The progressive case for raising taxes is premised upon two arguments – 1) income shares are increasingly concentrated at the top and 2) the Tax Cuts and Jobs Act (TCJA) reduced taxes for the wealthy and corporations at the expense of everybody else.
The first premise is simply wrong, as demonstrated most recently by new research by Phillip Magness and Vincent Geloso. This paper lands on top of a growing pile of analyses (see here, here, here, and here) showing that the work of French economists Piketty and Saez is deeply flawed and should not be relied upon by anybody.
Recent revenue data from the CBO and Treasury now shows the second premise – that corporations and the rich have stopped paying their fair share – is also wrong.
As noted by the Tax Foundation, corporate receipts last year were a record-high $372 billion and growing. That’s up from $230 billion in 2019 (pre-COVID), an increase of 61 percent. And the good news is continuing. In just the first six months of fiscal year 2022, corporate receipts were 22 percent above their already-high 2021 levels.
While some of this growth can be explained by inflation, receipts measured against GDP are also rising, suggesting that a premise of the Tax Cuts and Jobs Act – to broaden the corporate tax base while reducing rates – is working to make our Tax Code more competitive while still raising significant levels of revenue.
The growth in revenues isn’t just a corporate phenom. Individual collections are rising sharply too and also headed for record highs.

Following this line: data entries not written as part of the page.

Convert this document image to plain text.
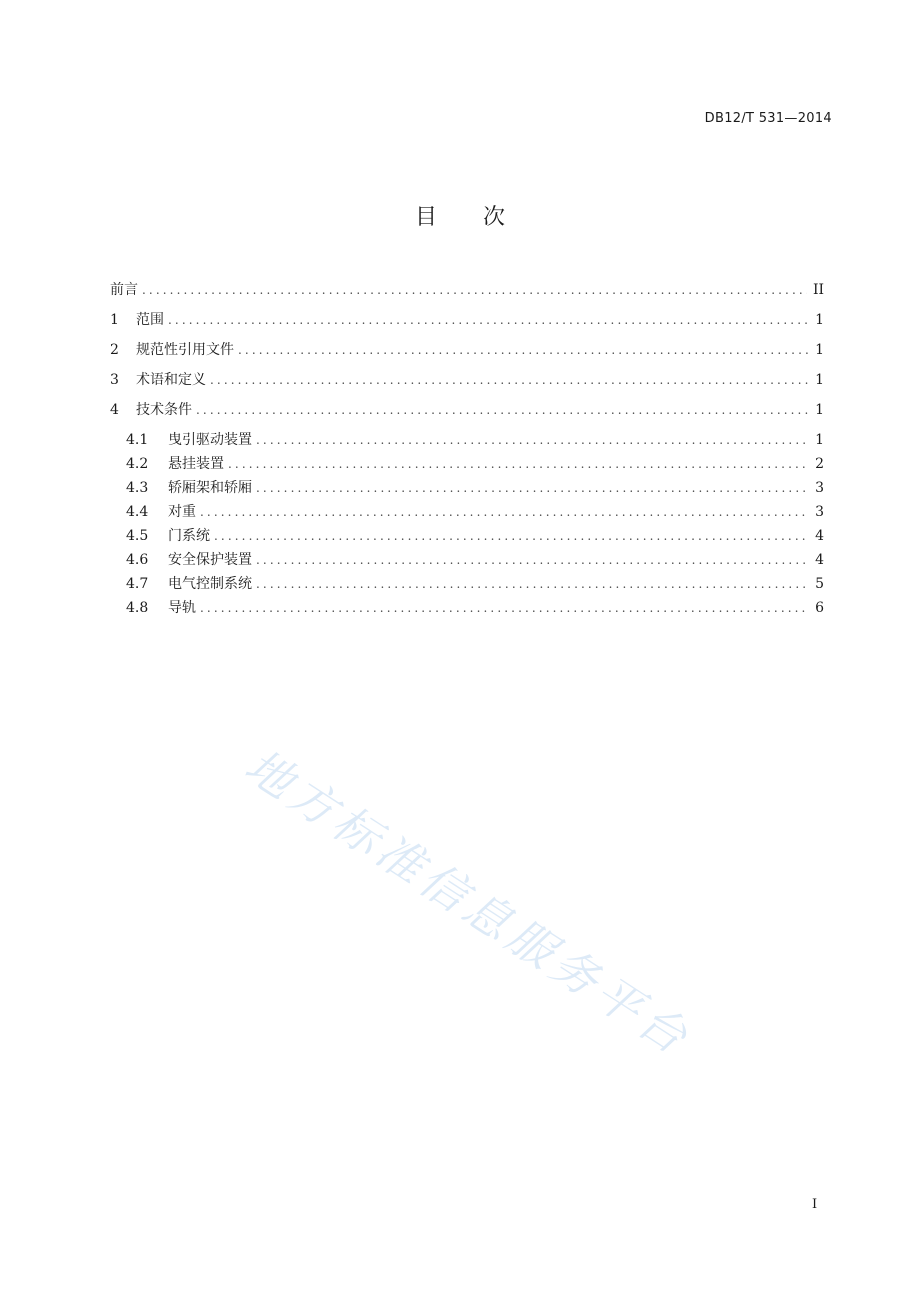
DB12/T 531—2014
目次
前言 .....	II
1	范围 .....	1
2	规范性引用文件 .....	1
3	术语和定义 .....	1
4	技术条件 .....	1
4.1	曳引驱动装置 .....	1
4.2	悬挂装置 .....	2
4.3	轿厢架和轿厢 .....	3
4.4	对重 .....	3
4.5	门系统 .....	4
4.6	安全保护装置 .....	4
4.7	电气控制系统 .....	5
4.8	导轨 .....	6
地方标准信息服务平台
I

So the second progressive case for hiking taxes – that corporations and rich Americans aren’t paying their fair share — isn’t keeping up with the times either. Corporations and individuals are paying record amounts and those amounts are only expected to grow this year and into the future.
One item not addressed by the Tax Foundation is how the TCJA affected individual tax receipts. As the data from OMB makes clear, collections from corporations dropped sharply following adoption of the TCJA – much more than was expected. We wrote about this in the past. The surge of revenues in 2021 and 2022 has brought corporate collections to their historic levels, but still there was that sharp drop in 2018 and 2019. (We’re ignoring 2020 because of the effects of COVID.)
On the other hand, tax collections for individuals and pass-throughs never declined. In fact, they rose from $1,587 billion in 2017 to $1,683 billion a year later – after the “tax cuts.” It’s correct that collections in 2018 and 2019 were slightly below pre-TCJA projections, but the decline was small and hardly qualifies as a massive giveaway. Now, with the recent surge, individual collections are well above their pre-TCJA baseline.
The simple way to think about the impact of the TCJA on upper-income individuals and pass-throughs is that the results were a mixed bag. If you ran a business that qualified for the 199A deduction, you probably saw a reduction in your taxes. It you didn’t – if your business was designated as a “specified services trade or business” – then it is possible you saw your taxes go up in 2018 and beyond.
So the recent revenue numbers from CBO and Treasury tell us two things. First, they completely undermine what little justification existed for raising taxes on employers post-pandemic. It’s hard for the federal government to claim poverty when it’s literally awash in tax revenues.
Second, they point to the importance of the 199A deduction in maintaining parity with public C corporations. It’s the only thing standing between Main Street and a massive tax hike.